Downtown businesses feel pain of progress

Nathan Baker • Sep 18, 2013 at 4:16 PM

Downtown merchants are keeping their eyes on the prize of an updated and beautified Johnson City while suffering the lost business and delays of construction.

With more than a month left to go for a utilities upgrade project that closed the 400 block of South Roan Street to vehicle traffic, LaLonde’s Bridal Boutique owner Linda Fields said she realizes the need for the extensive work, but she’s looking forward to its end.

“The workers have been very courteous and are aware of safety, but having the street closed is affecting our business,” she said Tuesday as a back hoe clawed through asphalt just outside her display window.

Although the work crews erected a wire fence to protect sidewalk pedestrians, Fields said she opted to lock the store’s South Roan entrance and direct customers to the other access from the parking lot on West State of Franklin Road.

She said business has been down slightly since the trucks rolled in earlier this month, an effect she attributed to the loss of vehicle and foot traffic on the major thoroughfare.

On the other side of the street, in the ground floor of the King’s Centre, the Main Street Pizza Company’s outdoor bistro tables were moved from the Roan side to the Main Street sidewalk.

Bartender Bryan Breese said it’s hard to tell if there’s been a noticeable difference in the number of patrons since work began.

“It really varies,” he said. “It seemed slower than usual today, but yesterday it was quite busy.

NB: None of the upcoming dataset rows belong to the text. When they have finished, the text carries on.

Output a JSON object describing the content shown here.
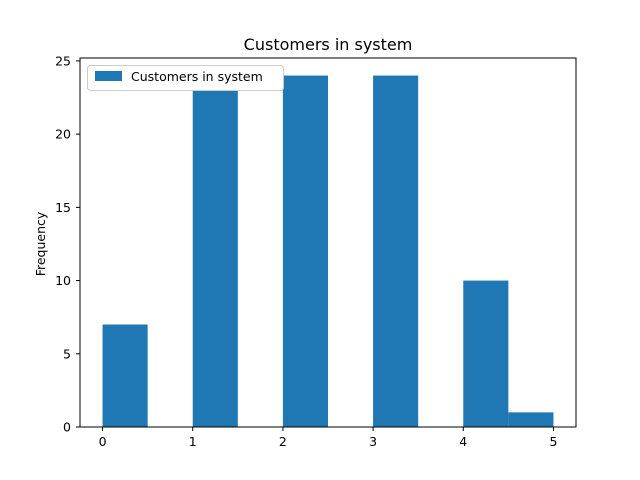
{
  "chart_data": {
    "type": "bar",
    "title": "Customers in system",
    "xlabel": "",
    "ylabel": "Frequency",
    "xlim": [
      -0.25,
      5.25
    ],
    "ylim": [
      0,
      25.2
    ],
    "x_ticks": [
      0,
      1,
      2,
      3,
      4,
      5
    ],
    "y_ticks": [
      0,
      5,
      10,
      15,
      20,
      25
    ],
    "bin_width": 0.5,
    "bins": [
      {
        "start": 0.0,
        "end": 0.5,
        "value": 7
      },
      {
        "start": 1.0,
        "end": 1.5,
        "value": 23
      },
      {
        "start": 2.0,
        "end": 2.5,
        "value": 24
      },
      {
        "start": 3.0,
        "end": 3.5,
        "value": 24
      },
      {
        "start": 4.0,
        "end": 4.5,
        "value": 10
      },
      {
        "start": 4.5,
        "end": 5.0,
        "value": 1
      }
    ],
    "series": [
      {
        "name": "Customers in system",
        "color": "#1f77b4"
      }
    ],
    "legend": {
      "placement": "top-left",
      "entries": [
        "Customers in system"
      ]
    },
    "grid": false
  }
}
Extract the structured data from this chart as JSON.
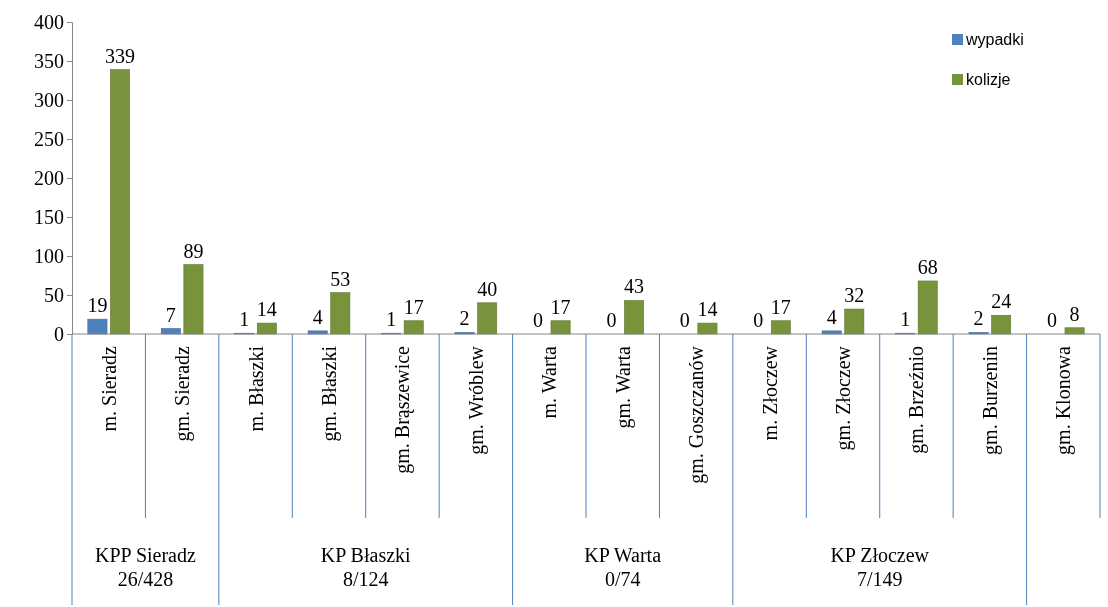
{
  "chart_data": {
    "type": "bar",
    "categories": [
      "m. Sieradz",
      "gm. Sieradz",
      "m. Błaszki",
      "gm. Błaszki",
      "gm. Brąszewice",
      "gm. Wróblew",
      "m. Warta",
      "gm. Warta",
      "gm. Goszczanów",
      "m. Złoczew",
      "gm. Złoczew",
      "gm. Brzeźnio",
      "gm. Burzenin",
      "gm. Klonowa"
    ],
    "series": [
      {
        "name": "wypadki",
        "color": "#4f81bd",
        "values": [
          19,
          7,
          1,
          4,
          1,
          2,
          0,
          0,
          0,
          0,
          4,
          1,
          2,
          0
        ]
      },
      {
        "name": "kolizje",
        "color": "#77933c",
        "values": [
          339,
          89,
          14,
          53,
          17,
          40,
          17,
          43,
          14,
          17,
          32,
          68,
          24,
          8
        ]
      }
    ],
    "ylim": [
      0,
      400
    ],
    "yticks": [
      0,
      50,
      100,
      150,
      200,
      250,
      300,
      350,
      400
    ],
    "data_labels": true,
    "legend": "top right",
    "grid": false,
    "annotations": [
      "KPP Sieradz\n26/428",
      "KP Błaszki\n8/124",
      "KP Warta\n0/74",
      "KP Złoczew\n7/149"
    ]
  }
}
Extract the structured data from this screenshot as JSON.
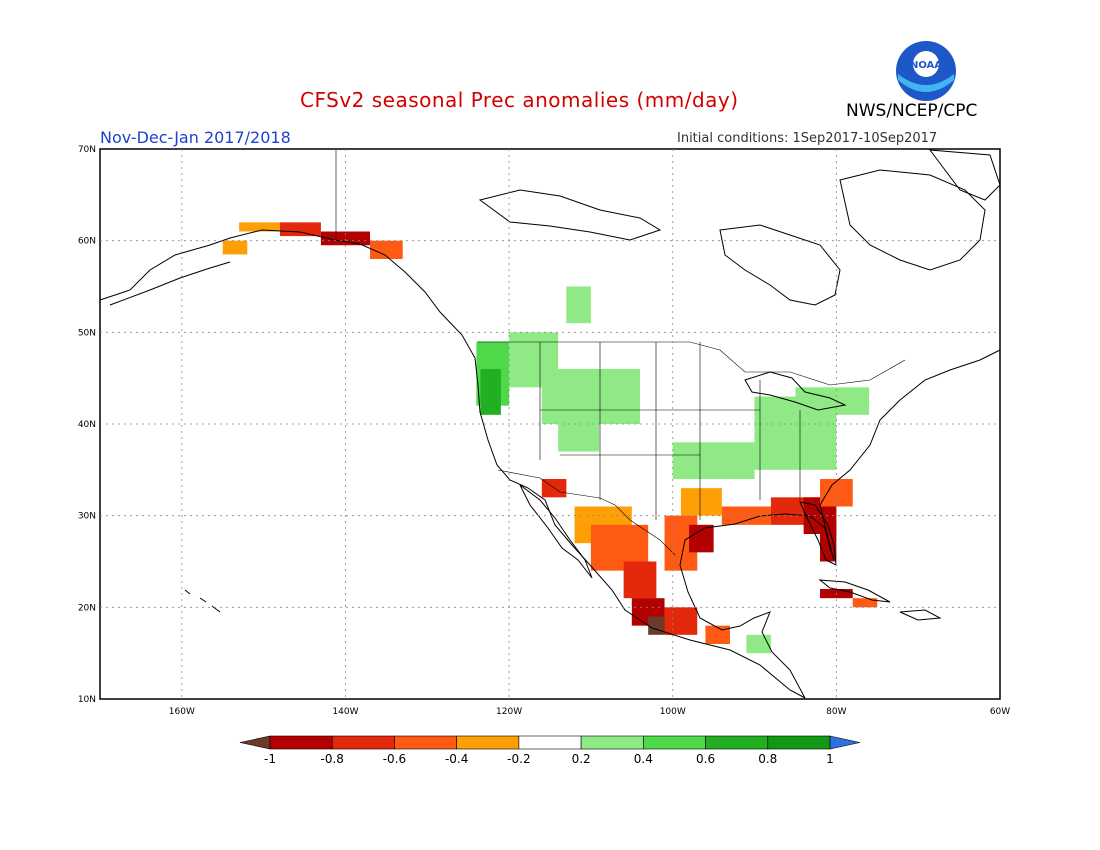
{
  "header": {
    "title": "CFSv2 seasonal Prec anomalies (mm/day)",
    "agency": "NWS/NCEP/CPC",
    "season": "Nov-Dec-Jan 2017/2018",
    "initial_conditions": "Initial conditions: 1Sep2017-10Sep2017",
    "logo_text": "NOAA"
  },
  "map": {
    "lat_ticks": [
      "70N",
      "60N",
      "50N",
      "40N",
      "30N",
      "20N",
      "10N"
    ],
    "lon_ticks": [
      "160W",
      "140W",
      "120W",
      "100W",
      "80W",
      "60W"
    ],
    "lon_range": [
      -170,
      -60
    ],
    "lat_range": [
      10,
      70
    ],
    "gridlines": "dotted"
  },
  "colorbar": {
    "labels": [
      "-1",
      "-0.8",
      "-0.6",
      "-0.4",
      "-0.2",
      "0.2",
      "0.4",
      "0.6",
      "0.8",
      "1"
    ],
    "colors": [
      "#6b3a2a",
      "#b30000",
      "#e3280b",
      "#ff5a14",
      "#ff9f06",
      "#ffffff",
      "#8fea86",
      "#4fd94a",
      "#22b022",
      "#119a11",
      "#2f6fe0"
    ]
  }
}
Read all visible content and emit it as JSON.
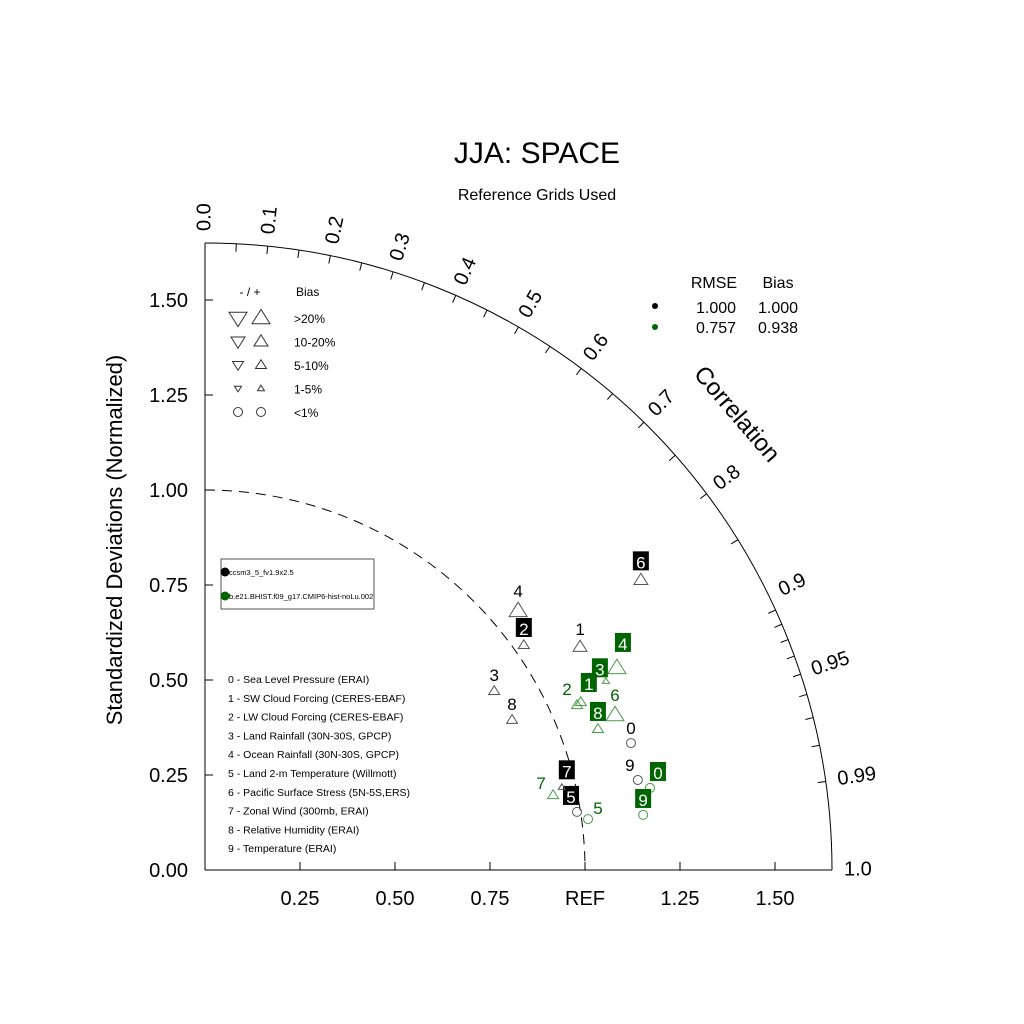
{
  "chart_data": {
    "type": "taylor",
    "title": "JJA: SPACE",
    "subtitle": "Reference Grids Used",
    "ylabel": "Standardized Deviations (Normalized)",
    "correlation_label": "Correlation",
    "ref_label": "REF",
    "x_ticks": [
      "0.25",
      "0.50",
      "0.75",
      "REF",
      "1.25",
      "1.50"
    ],
    "x_tick_values": [
      0.25,
      0.5,
      0.75,
      1.0,
      1.25,
      1.5
    ],
    "y_ticks": [
      "0.00",
      "0.25",
      "0.50",
      "0.75",
      "1.00",
      "1.25",
      "1.50"
    ],
    "y_tick_values": [
      0,
      0.25,
      0.5,
      0.75,
      1.0,
      1.25,
      1.5
    ],
    "std_max": 1.65,
    "correlation_ticks": [
      "0.0",
      "0.1",
      "0.2",
      "0.3",
      "0.4",
      "0.5",
      "0.6",
      "0.7",
      "0.8",
      "0.9",
      "0.95",
      "0.99",
      "1.0"
    ],
    "correlation_tick_values": [
      0,
      0.1,
      0.2,
      0.3,
      0.4,
      0.5,
      0.6,
      0.7,
      0.8,
      0.9,
      0.95,
      0.99,
      1.0
    ],
    "bias_legend": {
      "header_sign": "- / +",
      "header": "Bias",
      "rows": [
        ">20%",
        "10-20%",
        "5-10%",
        "1-5%",
        "<1%"
      ]
    },
    "stats_table": {
      "headers": [
        "RMSE",
        "Bias"
      ],
      "rows": [
        {
          "rmse": "1.000",
          "bias": "1.000",
          "color": "#000000"
        },
        {
          "rmse": "0.757",
          "bias": "0.938",
          "color": "#006400"
        }
      ]
    },
    "cases": [
      {
        "name": "ccsm3_5_fv1.9x2.5",
        "color": "#000000"
      },
      {
        "name": "b.e21.BHIST.f09_g17.CMIP6-hist-noLu.002",
        "color": "#006400"
      }
    ],
    "variables": [
      "0 - Sea Level Pressure (ERAI)",
      "1 - SW Cloud Forcing (CERES-EBAF)",
      "2 - LW Cloud Forcing (CERES-EBAF)",
      "3 - Land Rainfall (30N-30S, GPCP)",
      "4 - Ocean Rainfall (30N-30S, GPCP)",
      "5 - Land 2-m Temperature (Willmott)",
      "6 - Pacific Surface Stress (5N-5S,ERS)",
      "7 - Zonal Wind (300mb, ERAI)",
      "8 - Relative Humidity (ERAI)",
      "9 - Temperature (ERAI)"
    ],
    "series": [
      {
        "name": "ccsm3_5_fv1.9x2.5",
        "color": "#000000",
        "points": [
          {
            "id": "0",
            "x": 1.121,
            "y": 0.334,
            "bias": "<1%",
            "sign": "+",
            "boxed": false
          },
          {
            "id": "1",
            "x": 0.987,
            "y": 0.587,
            "bias": "10-20%",
            "sign": "+",
            "boxed": false
          },
          {
            "id": "2",
            "x": 0.839,
            "y": 0.592,
            "bias": "5-10%",
            "sign": "+",
            "boxed": true
          },
          {
            "id": "3",
            "x": 0.761,
            "y": 0.471,
            "bias": "5-10%",
            "sign": "+",
            "boxed": false
          },
          {
            "id": "4",
            "x": 0.824,
            "y": 0.682,
            "bias": ">20%",
            "sign": "+",
            "boxed": false
          },
          {
            "id": "5",
            "x": 0.979,
            "y": 0.153,
            "bias": "<1%",
            "sign": "+",
            "boxed": true
          },
          {
            "id": "6",
            "x": 1.147,
            "y": 0.763,
            "bias": "10-20%",
            "sign": "+",
            "boxed": true
          },
          {
            "id": "7",
            "x": 0.939,
            "y": 0.218,
            "bias": "1-5%",
            "sign": "+",
            "boxed": true
          },
          {
            "id": "8",
            "x": 0.808,
            "y": 0.395,
            "bias": "5-10%",
            "sign": "+",
            "boxed": false
          },
          {
            "id": "9",
            "x": 1.139,
            "y": 0.237,
            "bias": "<1%",
            "sign": "+",
            "boxed": false
          }
        ]
      },
      {
        "name": "b.e21.BHIST.f09_g17.CMIP6-hist-noLu.002",
        "color": "#006400",
        "points": [
          {
            "id": "0",
            "x": 1.171,
            "y": 0.216,
            "bias": "<1%",
            "sign": "+",
            "boxed": true
          },
          {
            "id": "1",
            "x": 0.989,
            "y": 0.442,
            "bias": "5-10%",
            "sign": "+",
            "boxed": true
          },
          {
            "id": "2",
            "x": 0.979,
            "y": 0.434,
            "bias": "5-10%",
            "sign": "+",
            "boxed": false
          },
          {
            "id": "3",
            "x": 1.055,
            "y": 0.497,
            "bias": "1-5%",
            "sign": "+",
            "boxed": true
          },
          {
            "id": "4",
            "x": 1.084,
            "y": 0.532,
            "bias": ">20%",
            "sign": "+",
            "boxed": true
          },
          {
            "id": "5",
            "x": 1.008,
            "y": 0.134,
            "bias": "<1%",
            "sign": "+",
            "boxed": false
          },
          {
            "id": "6",
            "x": 1.079,
            "y": 0.408,
            "bias": ">20%",
            "sign": "+",
            "boxed": false
          },
          {
            "id": "7",
            "x": 0.916,
            "y": 0.197,
            "bias": "5-10%",
            "sign": "+",
            "boxed": false
          },
          {
            "id": "8",
            "x": 1.034,
            "y": 0.371,
            "bias": "5-10%",
            "sign": "+",
            "boxed": true
          },
          {
            "id": "9",
            "x": 1.153,
            "y": 0.145,
            "bias": "<1%",
            "sign": "+",
            "boxed": true
          }
        ]
      }
    ]
  }
}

We’ve lost some traffic, but there’s still plenty of parking in the lot.”

Like Roan Street, drainage and crosswalk work shut down Buffalo Street near Fountain Square for weeks.

It is now open again, but is still subject to detours and lost parking spaces.

Mel Broyles, owner of Mel’s Stamps & Coins, said some of his older clientele were perturbed about the obstacles created by the construction.

“It chased a lot of them away, but I hope they’ll come back once the work is done,” he said. “Sometimes if people get out of the habit of coming by, they’ll just stop coming.”

Washington County Economic Development Council Redevelopment Director Shannon Castillo thanked all of the downtown employees and business owners for their patience during the work.

“We understand that it’s an inconvenience, because we work downtown too,” she said. “It’s been a real blessing that everyone has accepted the work down here as a necessity and are hanging in there with us.”

Castillo said the extensive work to improve water, sewer, electricity and communications lines and the sensors that control the nearby traffic signals will pay off for the businesses in the long run.

“It’s going to end up being a big asset for our current merchants and an even better asset when new businesses start coming in,” she said.

Despite the temporary inconvenience, Fields said she’s looking forward to the results of the work.

“Anything that will help us improve and revitalize our downtown area is fine with me,” she said. “It should really help to get people down here, for sure.”

Broyles echoed her views.

“I think it looks great,” he said of the renewed and re-watered Lady of the Fountain, which can be seen from his business’ door. “Once everything’s finished, I’m going to start advertising again and the customers should come back.”

Once the current projects are completed, the city plans to look at other downtown streets for improvements.

At a Johnson City Development Authority meeting last week, Public Works Department Director Phil Pindzola outlined the current streetscape plan, which includes improvements to and widened sidewalks on Main, Market and Commerce streets.